It’s an interesting conundrum for modern Druids – how do we relate to the ancient Druids? We know just enough about historical Druidry for it to be a tantalising thing, mostly out of reach. If you want to dig into the history side, I recommend starting with Ronald Hutton and Graeme Talboys. We don’t know much (Ronald Hutton’s Blood and Mistletoe is a solid look at what we don’t know.) There’s a lot we can infer and take inspiration from (Graeme Talboys, Way of the Druid is great for this.)
So here we are, modern Druids, not directly connected to the historical ones, not doing what they did and unable to know what they thought or felt. It might not seem like an especially credible place to start from.
We do know broadly what the Druids of old reputedly did – that they were historians, healers, seers, scientists, teachers, advisors, peace makers, philosophers, wisdom keepers. As modern Druids we can take up those notions and run with them in whatever ways make sense to us. It isn’t ancient Druidry, but it holds connections with the past.
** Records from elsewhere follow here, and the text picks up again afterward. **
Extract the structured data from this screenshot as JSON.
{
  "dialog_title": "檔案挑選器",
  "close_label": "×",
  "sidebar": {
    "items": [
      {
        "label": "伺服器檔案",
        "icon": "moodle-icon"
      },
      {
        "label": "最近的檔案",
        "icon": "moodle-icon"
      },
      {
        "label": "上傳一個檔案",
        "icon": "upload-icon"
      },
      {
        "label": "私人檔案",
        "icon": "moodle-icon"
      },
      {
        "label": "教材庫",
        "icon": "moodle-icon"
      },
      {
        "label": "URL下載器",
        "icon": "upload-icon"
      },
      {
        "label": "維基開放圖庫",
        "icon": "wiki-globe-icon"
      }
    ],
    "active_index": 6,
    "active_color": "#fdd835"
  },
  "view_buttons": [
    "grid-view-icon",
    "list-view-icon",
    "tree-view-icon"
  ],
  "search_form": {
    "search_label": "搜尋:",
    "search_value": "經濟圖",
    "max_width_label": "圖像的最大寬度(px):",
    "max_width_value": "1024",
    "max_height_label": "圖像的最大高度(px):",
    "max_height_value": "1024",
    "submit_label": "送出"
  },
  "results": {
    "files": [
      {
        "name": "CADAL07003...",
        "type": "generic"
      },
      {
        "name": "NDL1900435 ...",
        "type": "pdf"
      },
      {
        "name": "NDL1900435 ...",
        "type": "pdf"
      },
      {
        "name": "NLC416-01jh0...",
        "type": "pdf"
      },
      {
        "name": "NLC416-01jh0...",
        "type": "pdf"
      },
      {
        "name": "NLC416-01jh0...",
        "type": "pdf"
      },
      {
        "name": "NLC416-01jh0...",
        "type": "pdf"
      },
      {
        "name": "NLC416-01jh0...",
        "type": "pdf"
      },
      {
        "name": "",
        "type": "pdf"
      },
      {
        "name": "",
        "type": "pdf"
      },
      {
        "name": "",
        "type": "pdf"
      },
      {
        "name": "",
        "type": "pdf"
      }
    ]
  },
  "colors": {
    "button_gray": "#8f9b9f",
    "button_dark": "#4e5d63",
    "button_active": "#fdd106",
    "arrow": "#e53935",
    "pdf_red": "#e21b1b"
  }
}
The ancient Druids would not be doing now what they did then, even assuming we had an unbroken tradition. By working in the areas they worked in we hold some connection to them.
Religions change over time. The Christianity we see today is not indicative of what Christians were doing a few hundred years ago. What happens is that all religions take their inspiration from previous versions of that religion and from other religions and adapt to the times. It is in the nature of religions to change but it’s also in the nature of religious people to see continuity, tradition and coherence in their religions.
I see core values in what little we have about ancient Druidry. I try to reflect those ideas in my own way of being in the world. At this point, I’m primarily interested in living a conscious and deliberate life based as much as possible on choice. I’m interested in justice, inspiration, community, wildness and wonder. When I started out I was much more interested in the idea of Druid as priest, and being on a path towards priesthood. As I’ve gone along I’ve become more interested in the idea of Druidry as a path that has no particular destination. I’ve put down most of the more priestly roles, and I’m much more of a lay-druid at this point. I figure that the existence of a priesthood implies the existence of a laity, even though we don’t know much at all about how that might have worked historically.
At this point, most of my Druidry is experimental. When blogging I don’t reliably take the time to talk about how what I’m doing relates to how I think about Druidry, much less to make a case for how it relates to historical Druidry. Some of that is about producing blogs that aren’t too repetitive, long or ponderous. Some of it is me trusting that anyone serious about Druidry will put in the time to look at the historical stuff, and will figure out for themselves how they want to handle that. Other lay-druids, casual readers, people from a broader Pagan background etc can just saunter in and take what they like from any of this.
Most of the Druid folk I connect with are doing parallel things, walking their own paths and sharing what they experience. As a community we used to be more interested in orders, arch druids, groves, structures… but I’m seeing a lot of people being ever less interested in authority and more curious about exploring things on their own terms.
(With thanks to Mickle Bear for the prompt)
April 8th, 2023 at 9:46 am
Reblogged this on Kizzia Mildmay and commented:
This is very much my approach to Druidry (bar ever having focused on becoming a Druid priest) and an excellent read.
April 8th, 2023 at 12:31 pm
April 8th, 2023 at 5:09 pm
Thank you very much for precisely articulating the fuzzy stuff.
April 9th, 2023 at 9:50 pm
Lovely post. Shared in the Scottish Druids Facebook group 😊
April 11th, 2023 at 8:44 am
I take a similar approach. My Druidry is modern Druidry, it doesn’t pretend to be ancient and apart from an intellectual curiosity I don’t actually care much what 1st century Celtic Druids did or believed. I’m far more interested in what 21st century Druidry can do.